Tuesday, November 30, 2010

Bottom-up Innovation and the Survival of Organizations

Timothy B. Lee has some wise words to ponder:

So far I’ve described top-down thinking as the tendency to underestimate the effectiveness of bottom-up processes like evolution or Wikipedia, based on the assumption that decentralized systems can’t work well without someone “in charge.” The Innovator’s Dilemma critiques the flip-side of this fallacy: the tendency to believe that when an organization does have someone in charge of it, that that person has a lot of control over the organization’s behavior. In reality, hierarchical organizations have an internal logic that severely constrains the options of the people in charge of them. Bottom-up thinkers in both cases focus on the complexity of the underlying systems, and resist the urge to over-simplify the situation by focusing too much on the people in charge (or lack thereof).
No matter which way you look at or perceive the world there is something you'll be missing. That's why it's so important to view the world from as many different perspectives as possible. I think the advantage of "bottom-up" thinking is that inherently there are more people, and therefore more perspectives, at the "bottom" than there are at the top. This gives people at the bottom more chances to see things that others can't see and then take advantage of them (as long as the system allows for it).
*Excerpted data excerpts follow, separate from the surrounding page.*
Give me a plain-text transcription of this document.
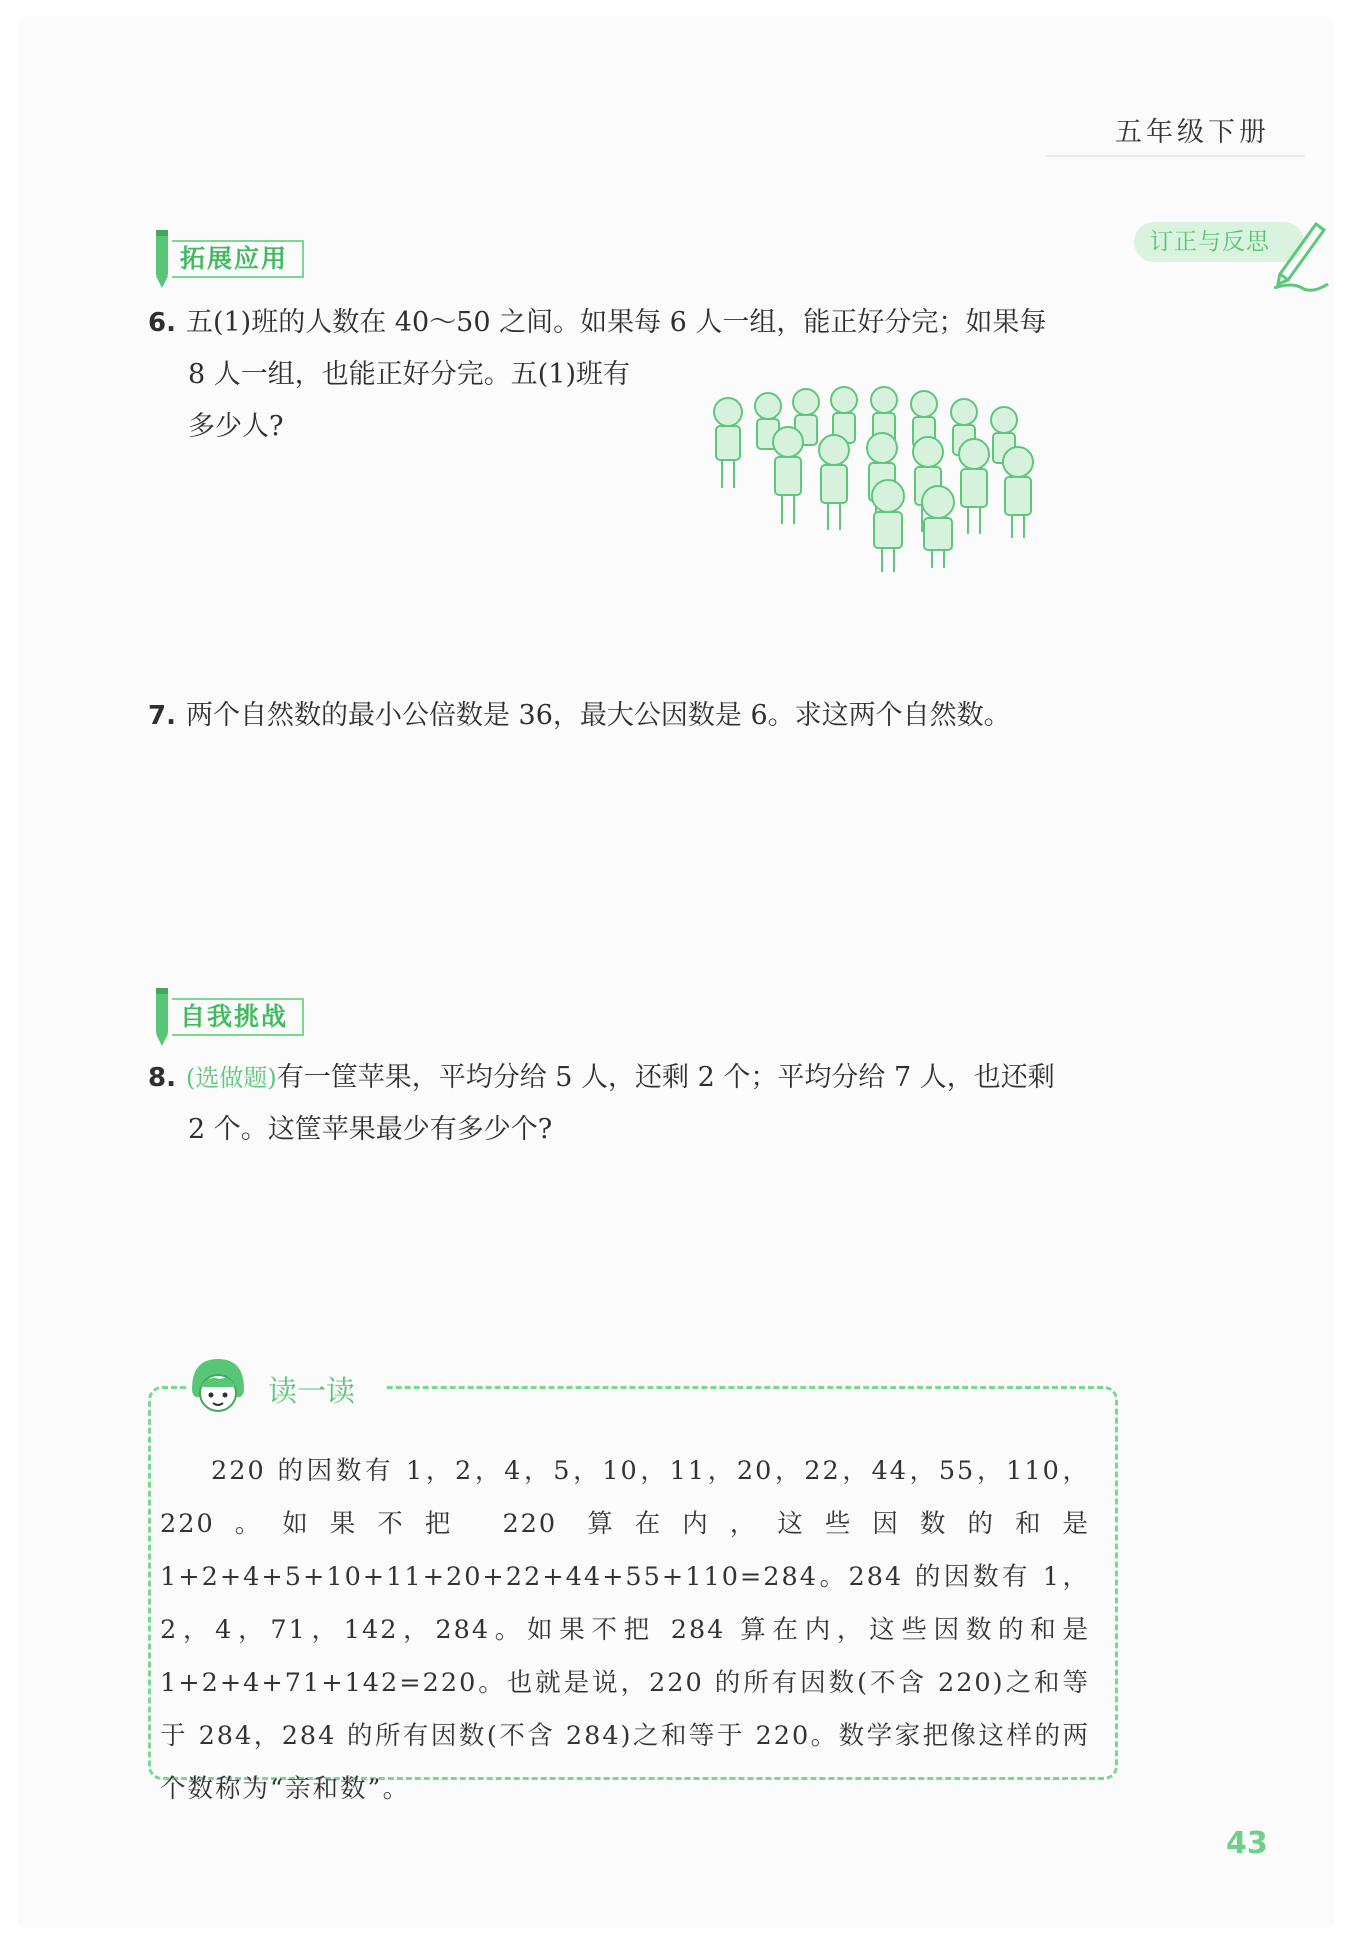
五年级下册
订正与反思
拓展应用
6. 五(1)班的人数在 40～50 之间。如果每 6 人一组，能正好分完；如果每
8 人一组，也能正好分完。五(1)班有
多少人?
7. 两个自然数的最小公倍数是 36，最大公因数是 6。求这两个自然数。
自我挑战
8. (选做题)有一筐苹果，平均分给 5 人，还剩 2 个；平均分给 7 人，也还剩
2 个。这筐苹果最少有多少个?
读一读

220 的因数有 1，2，4，5，10，11，20，22，44，55，110，220。如果不把 220 算在内，这些因数的和是 1+2+4+5+10+11+20+22+44+55+110=284。284 的因数有 1，2，4，71，142，284。如果不把 284 算在内，这些因数的和是 1+2+4+71+142=220。也就是说，220 的所有因数(不含 220)之和等于 284，284 的所有因数(不含 284)之和等于 220。数学家把像这样的两个数称为“亲和数”。

43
So I don't know if I fully agree with Lee on the advantages of "bottom-up-thinkers" being their focus on the complexity of underlying systems. I think that "top-down-thinkers" or the people "in-charge" also often focus on the complexity of a given situation, I just think that their particular vantage point blinds them to things more easily seen from a different position. But Lee draws us to an important point nonetheless. Organizations and the people in charge of them often do not have as many options available to them as they might need to survive and succeed. They are often to their detriment attached to their niche, and when the world changes and that niche goes away they die. The adaptable survive, and one common trait of adaptable people is the ability to look at things from many different perspectives, understand the causes and consequences of various changes in the world quickly, and alter behavior accordingly. This is harder for organizations to accomplish because it requires a lot of engagement with the outside world, and empowering employees at lower tiers within the organization to make important decisions. But it can be done.